NASA Chief's Comment Another Stumble For Muslim Outreach
The White House's policy of using science to build better relations with Muslim-majority countries took another hit over the weekend, when U.S.-based websites highlighted a statement by NASA administrator Charles Bolden that President Obama wants NASA to help the people in Muslim-majority countries feel good about their ancestors' technological accomplishments.
"Before I became the NASA administrator, he charged me with three things: One was he wanted me to help re-inspire children to want to get into science and math; he wanted me to expand our international relationships; and third, and perhaps foremost, he wanted me to find a way to reach out to the Muslim world and engage much more with dominantly Muslim nations to help them feel good about their historic contribution to science and math and engineering," Bolden told an interviewer at the Al Jazeera TV channel. The interview was taped mid-June during Bolden's visit to Cairo, where he also spoke to an audience at the American University in Cairo.

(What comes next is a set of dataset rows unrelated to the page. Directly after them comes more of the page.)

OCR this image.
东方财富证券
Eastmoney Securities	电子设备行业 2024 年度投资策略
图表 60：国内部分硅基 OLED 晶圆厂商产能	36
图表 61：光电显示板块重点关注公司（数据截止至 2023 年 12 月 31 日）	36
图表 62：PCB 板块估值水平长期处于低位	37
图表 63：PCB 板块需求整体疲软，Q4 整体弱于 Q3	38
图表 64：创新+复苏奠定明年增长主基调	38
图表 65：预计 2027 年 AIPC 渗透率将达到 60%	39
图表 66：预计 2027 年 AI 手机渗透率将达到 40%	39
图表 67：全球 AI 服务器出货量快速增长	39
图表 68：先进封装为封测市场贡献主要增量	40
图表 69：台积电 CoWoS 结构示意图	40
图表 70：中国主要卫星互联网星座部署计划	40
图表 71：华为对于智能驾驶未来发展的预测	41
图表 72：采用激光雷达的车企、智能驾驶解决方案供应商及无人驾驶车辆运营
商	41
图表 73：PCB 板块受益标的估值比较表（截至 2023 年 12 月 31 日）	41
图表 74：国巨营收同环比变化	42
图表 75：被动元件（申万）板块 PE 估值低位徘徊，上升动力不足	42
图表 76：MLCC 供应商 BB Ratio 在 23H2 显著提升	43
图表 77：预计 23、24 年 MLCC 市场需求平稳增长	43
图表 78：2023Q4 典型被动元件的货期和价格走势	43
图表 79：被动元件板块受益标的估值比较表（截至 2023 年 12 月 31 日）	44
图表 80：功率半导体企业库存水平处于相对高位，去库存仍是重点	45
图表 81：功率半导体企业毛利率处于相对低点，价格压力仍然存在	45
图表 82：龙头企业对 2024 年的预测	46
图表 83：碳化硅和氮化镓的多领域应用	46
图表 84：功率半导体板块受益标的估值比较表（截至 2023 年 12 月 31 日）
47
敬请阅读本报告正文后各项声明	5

The administration's science outreach effort is already stymied because of cultural and religious factors in Muslim-majority countries, a panel of White House appointees said at a June 9 event hosted by the White House's Office of Science and Technology Policy and the D.C.-based National Academies. "In the Muslim world, education is behind standards. I can say that because it's not sensitive for me," said Ahmed Zewail, an Egyptian-born chemist at the California Institute of Technology who won a Nobel Prize in 1999. Zewail told National Journal that it will take deep educational reform to establish "rational thinking" as an alternative to the ideas of Islamist political advocates.
In a June 15 speech to the American University in Cairo, Bolden took pains to cite technical accomplishments by Egyptians. He cited research conducted by Zewail and another Egyptian-born scientist in the United States, described how NASA-generated satellite data is used in some Egyptians schools as a teaching aid, and talked about the pyramids, which were constructed several thousand years ago. "It is humbling... to be here in the shadow of the Cairo Citadel and the Great Pyramid at Giza and speak of the engineering wonders of the world," he said. "These monuments are a great testament to the vitality of the Egyptian culture and the strong skills of its people, and a unique vantage point for considering the potential for U.S.-Egyptian cooperation in the frontiers of space." Bolden did not mention that the pyramids were constructed roughly 5,000 years ago, long before Islam was brought to multi-religious Egypt by a Muslim army 1,300 years ago.